We thanked God for air-conditioning whilst en route which we did not have last year when we travelled here. But when we got out of the Volvo the heat hit us suddenly like a wall. We were definitely not in Brittany any more.

Of course this southern Mediterranean section of France used to be a different country for centuries, settled at different times by the Greeks (hence Agde on the coast), Phoenicians, then Romans and hence the name “Languedoc” – langue d’oc or Occitan, one of the three main Romance languages eminating from Latin, distiguished by the words they respectively used to indicate “yes”.

In this region of the southern France (and parts of Spain and Italy) yes was oc (from the Latin hoc meaning this – probably a shortened form of hoc est = this is so) as opposed to the north where it was oï[l] (from the Latin hoc illud [est] meaning this is it – which has become oui in modern French) or si (from the Latin sic meaning thus which is still the word for yes in languages like Italian, Spanish, etc. Si is also the word for yes in modern French, but only when you are contradicting a negative: e.g. <<Tu ne vas pas à la ville?>>  << Si! J’y vais>>

Any way, enough etymology! Suffice to say the accent is quite different here; more letters pronounced than in normal French but often not quite as you’d expect. For example –

  • Pain = bread becomes something like ping
  • Vin = wine, which thankfully still rhymes with pain, becomes ving

That’s just for starters.

St Guilhem, as I mentioned before is a decidedly quaint little town, kept so pristinely, as the French seem to do so well, without it becoming too much of a caricature. It manages to retain that lazy but functional feel that gives the impression that nothing much has happened or changed around here for 800 years; as if it has just blinked as crusades, battles, dynasties, persecutions, and world wars passed itstg3 by. You have to look hard to check for visible signs of the 21 century; they are certainly there – check the rooftops and chimneys for satellite dishes for example – but nonchalant and the background.

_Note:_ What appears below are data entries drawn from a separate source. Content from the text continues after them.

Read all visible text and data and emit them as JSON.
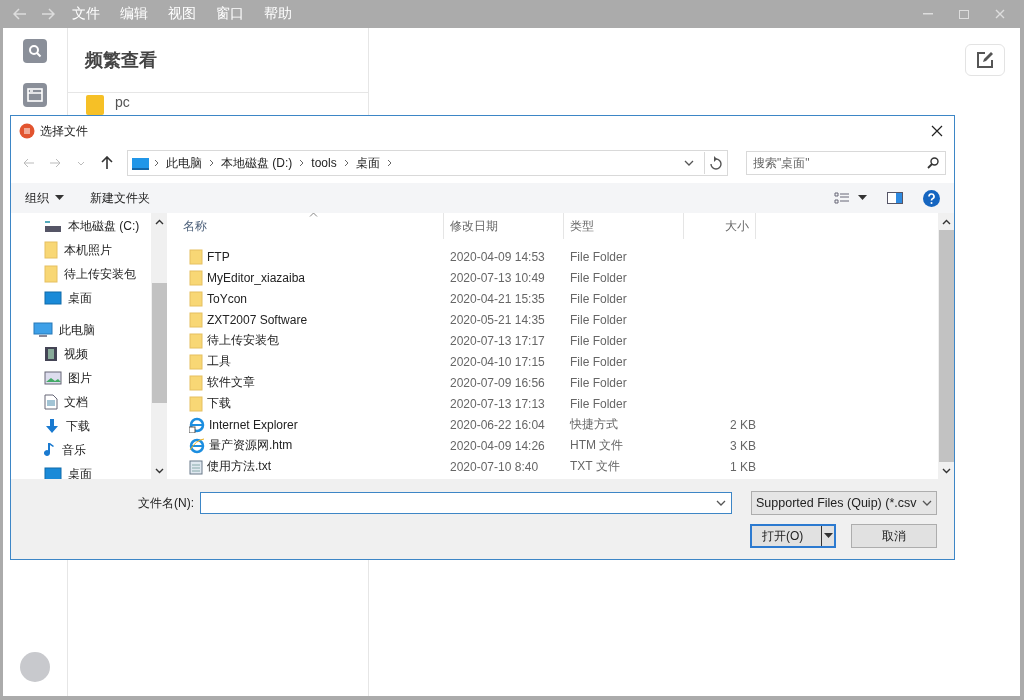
{
  "app": {
    "menu": [
      "文件",
      "编辑",
      "视图",
      "窗口",
      "帮助"
    ],
    "heading": "频繁查看",
    "items": [
      {
        "name": "pc"
      }
    ]
  },
  "dialog": {
    "title": "选择文件",
    "breadcrumb": [
      "此电脑",
      "本地磁盘 (D:)",
      "tools",
      "桌面"
    ],
    "search": {
      "placeholder": "搜索\"桌面\""
    },
    "toolbar": [
      "组织",
      "新建文件夹"
    ],
    "nav": [
      {
        "children": [
          {
            "label": "本地磁盘 (C:)",
            "kind": "drive"
          },
          {
            "label": "本机照片",
            "kind": "folder"
          },
          {
            "label": "待上传安装包",
            "kind": "folder"
          },
          {
            "label": "桌面",
            "kind": "desktop"
          }
        ]
      },
      {
        "label": "此电脑",
        "kind": "pc",
        "children": [
          {
            "label": "视频",
            "kind": "video"
          },
          {
            "label": "图片",
            "kind": "picture"
          },
          {
            "label": "文档",
            "kind": "doc"
          },
          {
            "label": "下载",
            "kind": "download"
          },
          {
            "label": "音乐",
            "kind": "music"
          },
          {
            "label": "桌面",
            "kind": "desktop"
          }
        ]
      }
    ],
    "columns": [
      "名称",
      "修改日期",
      "类型",
      "大小"
    ],
    "rows": [
      {
        "kind": "folder",
        "name": "FTP",
        "date": "2020-04-09 14:53",
        "type": "File Folder"
      },
      {
        "kind": "folder",
        "name": "MyEditor_xiazaiba",
        "date": "2020-07-13 10:49",
        "type": "File Folder"
      },
      {
        "kind": "folder",
        "name": "ToYcon",
        "date": "2020-04-21 15:35",
        "type": "File Folder"
      },
      {
        "kind": "folder",
        "name": "ZXT2007 Software",
        "date": "2020-05-21 14:35",
        "type": "File Folder"
      },
      {
        "kind": "folder",
        "name": "待上传安装包",
        "date": "2020-07-13 17:17",
        "type": "File Folder"
      },
      {
        "kind": "folder",
        "name": "工具",
        "date": "2020-04-10 17:15",
        "type": "File Folder"
      },
      {
        "kind": "folder",
        "name": "软件文章",
        "date": "2020-07-09 16:56",
        "type": "File Folder"
      },
      {
        "kind": "folder",
        "name": "下载",
        "date": "2020-07-13 17:13",
        "type": "File Folder"
      },
      {
        "kind": "shortcut",
        "name": "Internet  Explorer",
        "date": "2020-06-22 16:04",
        "type": "快捷方式",
        "size": "2 KB"
      },
      {
        "kind": "web",
        "name": "量产资源网.htm",
        "date": "2020-04-09 14:26",
        "type": "HTM 文件",
        "size": "3 KB"
      },
      {
        "kind": "text",
        "name": "使用方法.txt",
        "date": "2020-07-10 8:40",
        "type": "TXT 文件",
        "size": "1 KB"
      }
    ],
    "filename": {
      "label": "文件名(N):"
    },
    "filter": "Supported Files (Quip) (*.csv",
    "buttons": [
      {
        "label": "打开(O)",
        "kind": "split"
      },
      {
        "label": "取消",
        "kind": "plain"
      }
    ]
  }
}
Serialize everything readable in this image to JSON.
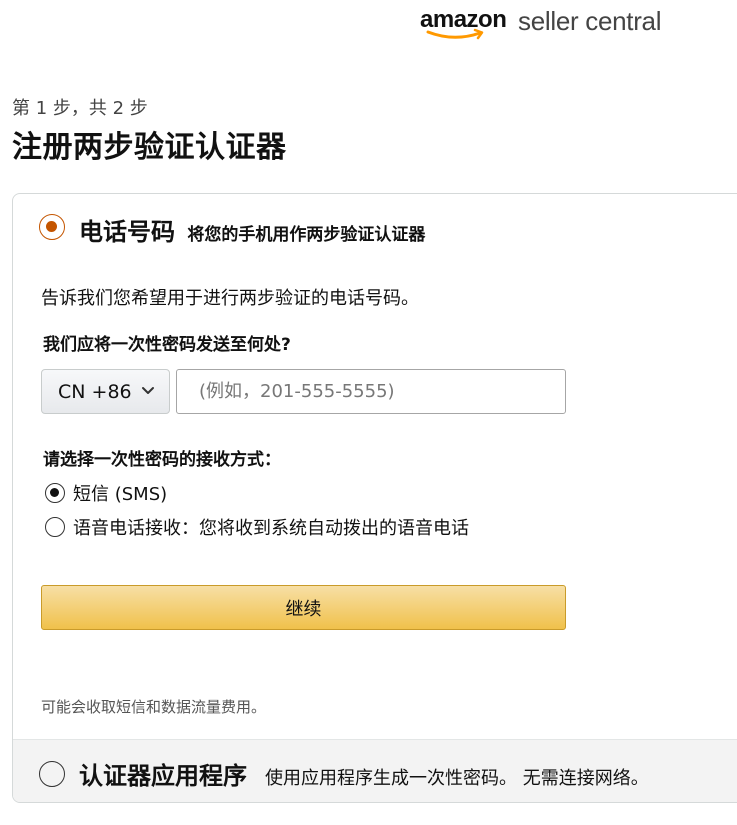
{
  "logo": {
    "brand": "amazon",
    "product": "seller central"
  },
  "header": {
    "step": "第 1 步，共 2 步",
    "title": "注册两步验证认证器"
  },
  "phone_option": {
    "title": "电话号码",
    "subtitle": "将您的手机用作两步验证认证器",
    "selected": true,
    "description": "告诉我们您希望用于进行两步验证的电话号码。",
    "destination_label": "我们应将一次性密码发送至何处?",
    "country_code": "CN +86",
    "phone_placeholder": "(例如，201-555-5555)",
    "phone_value": "",
    "method_label": "请选择一次性密码的接收方式：",
    "methods": [
      {
        "label": "短信 (SMS)",
        "selected": true
      },
      {
        "label": "语音电话接收：您将收到系统自动拨出的语音电话",
        "selected": false
      }
    ],
    "continue_label": "继续",
    "fee_note": "可能会收取短信和数据流量费用。"
  },
  "app_option": {
    "title": "认证器应用程序",
    "subtitle": "使用应用程序生成一次性密码。 无需连接网络。",
    "selected": false
  },
  "colors": {
    "accent": "#c45500",
    "button_top": "#f7dfa5",
    "button_bottom": "#f0c14b",
    "logo_smile": "#ff9900"
  }
}
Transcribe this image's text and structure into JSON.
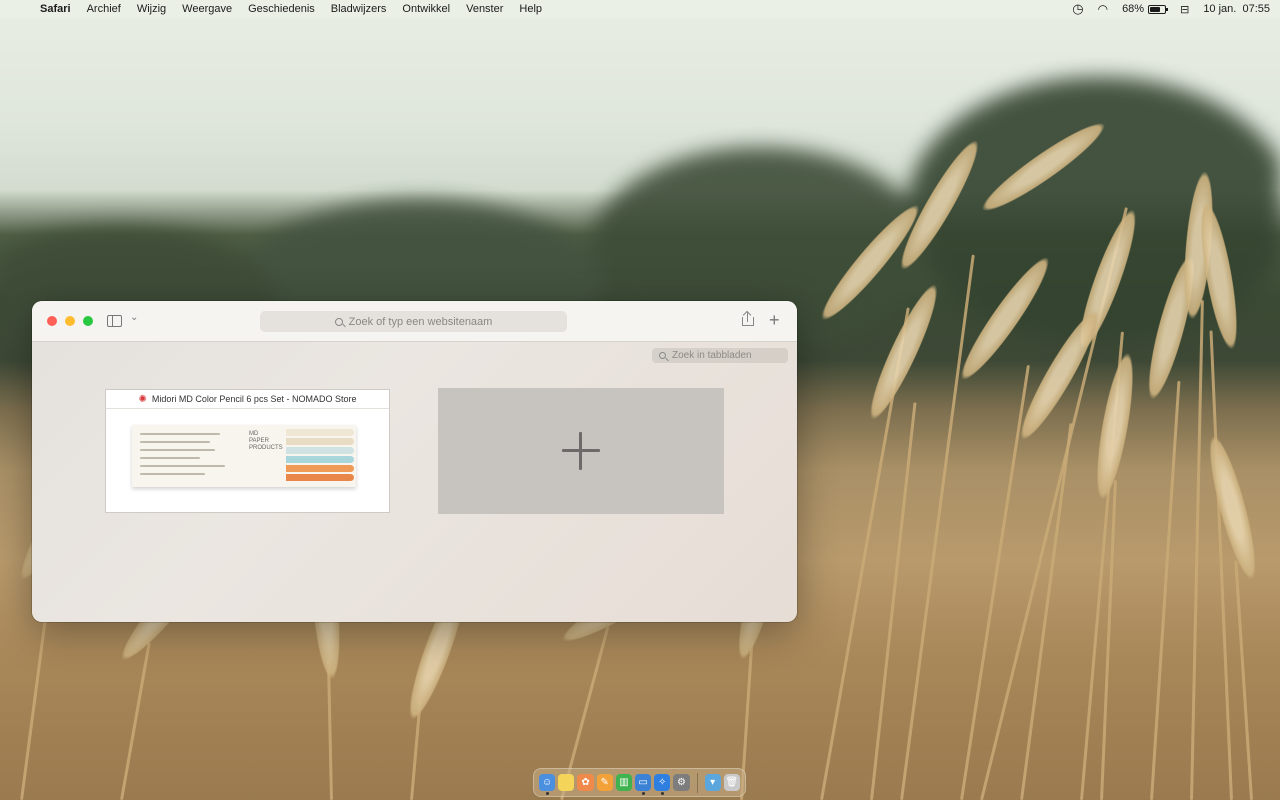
{
  "menubar": {
    "app_name": "Safari",
    "items": [
      "Archief",
      "Wijzig",
      "Weergave",
      "Geschiedenis",
      "Bladwijzers",
      "Ontwikkel",
      "Venster",
      "Help"
    ],
    "battery_percent": "68%",
    "battery_level": 0.68,
    "date": "10 jan.",
    "time": "07:55"
  },
  "safari": {
    "address_placeholder": "Zoek of typ een websitenaam",
    "tab_search_placeholder": "Zoek in tabbladen",
    "tabs": [
      {
        "title": "Midori MD Color Pencil 6 pcs Set - NOMADO Store"
      }
    ],
    "preview": {
      "logo_lines": [
        "MD",
        "PAPER",
        "PRODUCTS"
      ],
      "pencil_colors": [
        "#efe6d3",
        "#e8ddc4",
        "#cfe3e2",
        "#a9d6db",
        "#ef9a56",
        "#e9874a"
      ]
    }
  },
  "dock": {
    "apps": [
      {
        "name": "finder-icon",
        "color": "#4a8fe0",
        "glyph": "☺",
        "running": true
      },
      {
        "name": "notes-icon",
        "color": "#f4d55a",
        "glyph": "",
        "running": false
      },
      {
        "name": "photos-icon",
        "color": "#f08a4b",
        "glyph": "✿",
        "running": false
      },
      {
        "name": "pages-icon",
        "color": "#f3a23a",
        "glyph": "✎",
        "running": false
      },
      {
        "name": "numbers-icon",
        "color": "#3fb34f",
        "glyph": "▥",
        "running": false
      },
      {
        "name": "keynote-icon",
        "color": "#3b82d6",
        "glyph": "▭",
        "running": true
      },
      {
        "name": "safari-icon",
        "color": "#2e7fe0",
        "glyph": "✧",
        "running": true
      },
      {
        "name": "system-settings-icon",
        "color": "#7d7d7d",
        "glyph": "⚙",
        "running": false
      }
    ],
    "extras": [
      {
        "name": "downloads-folder-icon",
        "color": "#5aa6dd",
        "glyph": "▾"
      },
      {
        "name": "trash-icon",
        "color": "#c9c9c9",
        "glyph": "🗑"
      }
    ]
  }
}
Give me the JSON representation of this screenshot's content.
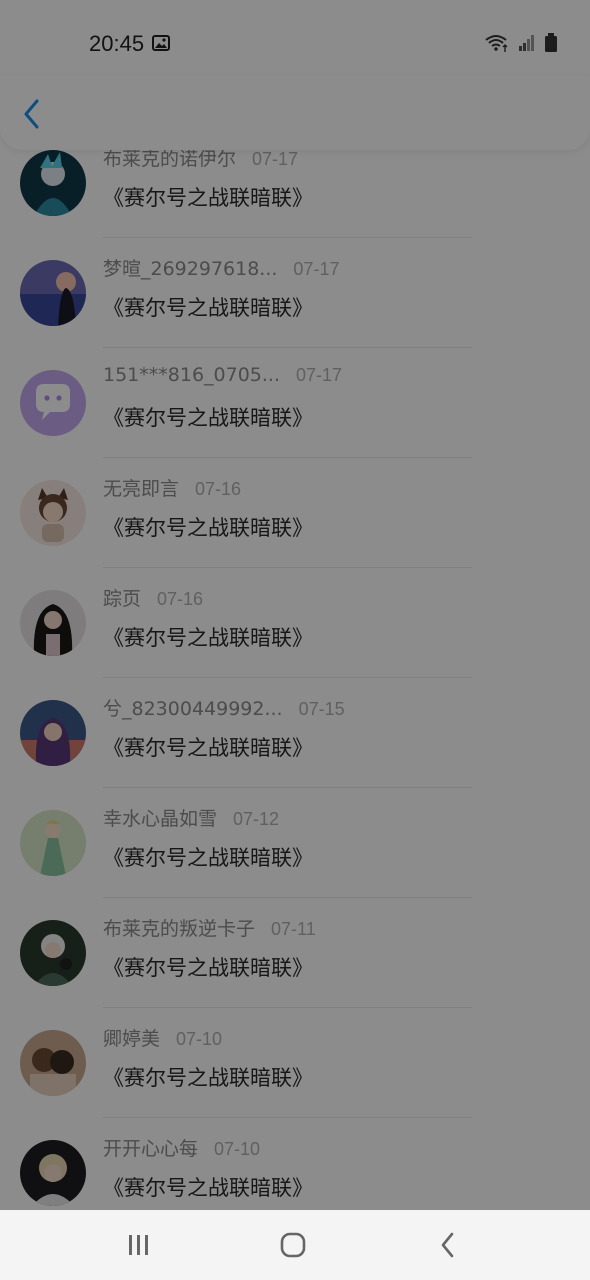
{
  "status_bar": {
    "time": "20:45",
    "icons": [
      "image-icon",
      "wifi-icon",
      "signal-icon",
      "battery-icon"
    ]
  },
  "header": {
    "back_icon": "chevron-left-icon",
    "accent": "#1a8fe8"
  },
  "comments": [
    {
      "name": "布莱克的诺伊尔",
      "date": "07-17",
      "content": "《赛尔号之战联暗联》",
      "avatar": "anime-warrior-avatar"
    },
    {
      "name": "梦暄_269297618...",
      "date": "07-17",
      "content": "《赛尔号之战联暗联》",
      "avatar": "sunset-girl-avatar"
    },
    {
      "name": "151***816_0705...",
      "date": "07-17",
      "content": "《赛尔号之战联暗联》",
      "avatar": "default-chat-avatar"
    },
    {
      "name": "无亮即言",
      "date": "07-16",
      "content": "《赛尔号之战联暗联》",
      "avatar": "chibi-cat-avatar"
    },
    {
      "name": "踪页",
      "date": "07-16",
      "content": "《赛尔号之战联暗联》",
      "avatar": "dark-hair-girl-avatar"
    },
    {
      "name": "兮_82300449992...",
      "date": "07-15",
      "content": "《赛尔号之战联暗联》",
      "avatar": "purple-hair-avatar"
    },
    {
      "name": "幸水心晶如雪",
      "date": "07-12",
      "content": "《赛尔号之战联暗联》",
      "avatar": "green-dress-avatar"
    },
    {
      "name": "布莱克的叛逆卡子",
      "date": "07-11",
      "content": "《赛尔号之战联暗联》",
      "avatar": "white-hair-avatar"
    },
    {
      "name": "卿婷美",
      "date": "07-10",
      "content": "《赛尔号之战联暗联》",
      "avatar": "couple-avatar"
    },
    {
      "name": "开开心心每",
      "date": "07-10",
      "content": "《赛尔号之战联暗联》",
      "avatar": "blonde-boy-avatar"
    }
  ],
  "nav_bar": {
    "buttons": [
      "recents-button",
      "home-button",
      "back-button"
    ]
  }
}
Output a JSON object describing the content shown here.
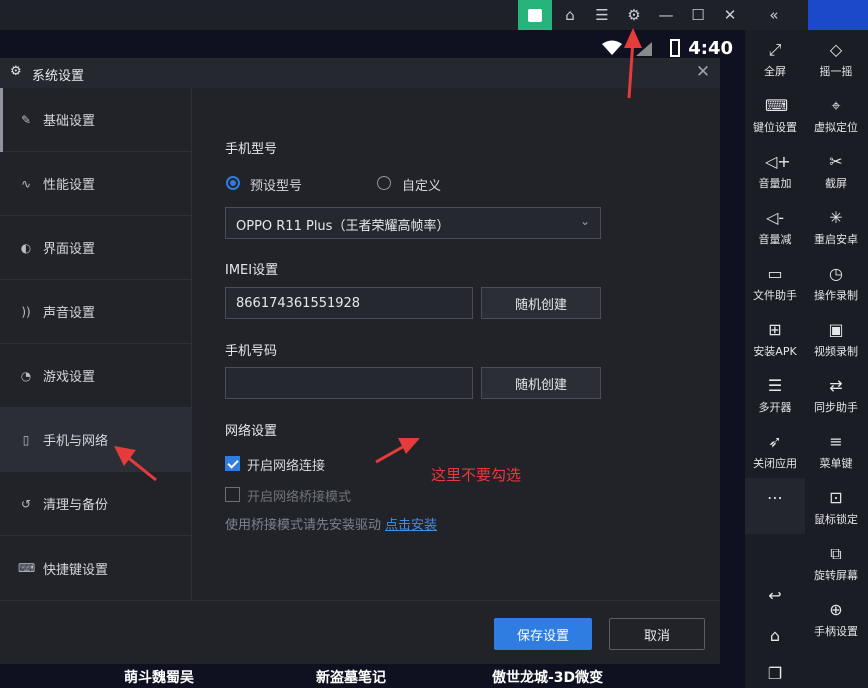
{
  "dialog": {
    "title": "系统设置",
    "nav": [
      {
        "label": "基础设置",
        "icon": "edit-icon"
      },
      {
        "label": "性能设置",
        "icon": "pulse-icon"
      },
      {
        "label": "界面设置",
        "icon": "palette-icon"
      },
      {
        "label": "声音设置",
        "icon": "sound-icon"
      },
      {
        "label": "游戏设置",
        "icon": "gauge-icon"
      },
      {
        "label": "手机与网络",
        "icon": "phone-wifi-icon"
      },
      {
        "label": "清理与备份",
        "icon": "history-icon"
      },
      {
        "label": "快捷键设置",
        "icon": "keyboard-icon"
      }
    ],
    "active_nav": "手机与网络",
    "phone_model": {
      "title": "手机型号",
      "option_preset": "预设型号",
      "option_custom": "自定义",
      "selected": "预设型号",
      "select_value": "OPPO R11 Plus（王者荣耀高帧率）"
    },
    "imei": {
      "title": "IMEI设置",
      "value": "866174361551928",
      "button": "随机创建"
    },
    "phone_number": {
      "title": "手机号码",
      "value": "",
      "button": "随机创建"
    },
    "network": {
      "title": "网络设置",
      "enable_label": "开启网络连接",
      "enable_checked": true,
      "bridge_label": "开启网络桥接模式",
      "bridge_checked": false,
      "hint": "使用桥接模式请先安装驱动",
      "hint_link": "点击安装"
    },
    "annotation": "这里不要勾选",
    "save_button": "保存设置",
    "cancel_button": "取消"
  },
  "status_bar": {
    "time": "4:40"
  },
  "sidebar": {
    "col1": [
      {
        "label": "全屏",
        "icon": "fullscreen-icon"
      },
      {
        "label": "键位设置",
        "icon": "keyboard-icon"
      },
      {
        "label": "音量加",
        "icon": "volume-up-icon"
      },
      {
        "label": "音量减",
        "icon": "volume-down-icon"
      },
      {
        "label": "文件助手",
        "icon": "monitor-icon"
      },
      {
        "label": "安装APK",
        "icon": "apk-icon"
      },
      {
        "label": "多开器",
        "icon": "stack-icon"
      },
      {
        "label": "关闭应用",
        "icon": "rocket-icon"
      },
      {
        "label": "",
        "icon": "more-icon"
      }
    ],
    "col2": [
      {
        "label": "摇一摇",
        "icon": "shake-icon"
      },
      {
        "label": "虚拟定位",
        "icon": "location-icon"
      },
      {
        "label": "截屏",
        "icon": "scissors-icon"
      },
      {
        "label": "重启安卓",
        "icon": "restart-icon"
      },
      {
        "label": "操作录制",
        "icon": "record-icon"
      },
      {
        "label": "视频录制",
        "icon": "video-record-icon"
      },
      {
        "label": "同步助手",
        "icon": "sync-icon"
      },
      {
        "label": "菜单键",
        "icon": "menu-icon"
      },
      {
        "label": "鼠标锁定",
        "icon": "mouse-lock-icon"
      },
      {
        "label": "旋转屏幕",
        "icon": "rotate-icon"
      },
      {
        "label": "手柄设置",
        "icon": "gamepad-icon"
      }
    ]
  },
  "bottom_apps": [
    "萌斗魏蜀吴",
    "新盗墓笔记",
    "傲世龙城-3D微变"
  ]
}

So we unpacked our bags at the local ‘inn’ where Judith and I had lunched last year; I had booked two mansard rooms – they were sparsely decorated but in a quirky arty fashion, air-conditioned, unusual for this type of establishment, but welcome of course, and with what could only really be described as ‘open-plan’ lavatorial arrangements, i.e. the shower and toilet were in the rooms, literally, not in separate cubbyholes. It was en-suite Jim, but not as we know it. Judith and I didn’t mind of course, but the girls complained that they didn’t like ‘to go’ with the potential of being observed.

restaurants in St Guilhem - craggy mountain retreat behind

restaurants in St Guilhem - craggy mountain retreat behind

Nevertheless we sauntered out and up through the tiny alleys of St Guilhem to the picturesque square by the abbey where we found a café willing to serve us salad, pasta, cidre doux and vin rosé before lazily sauntering back and calling it an early night.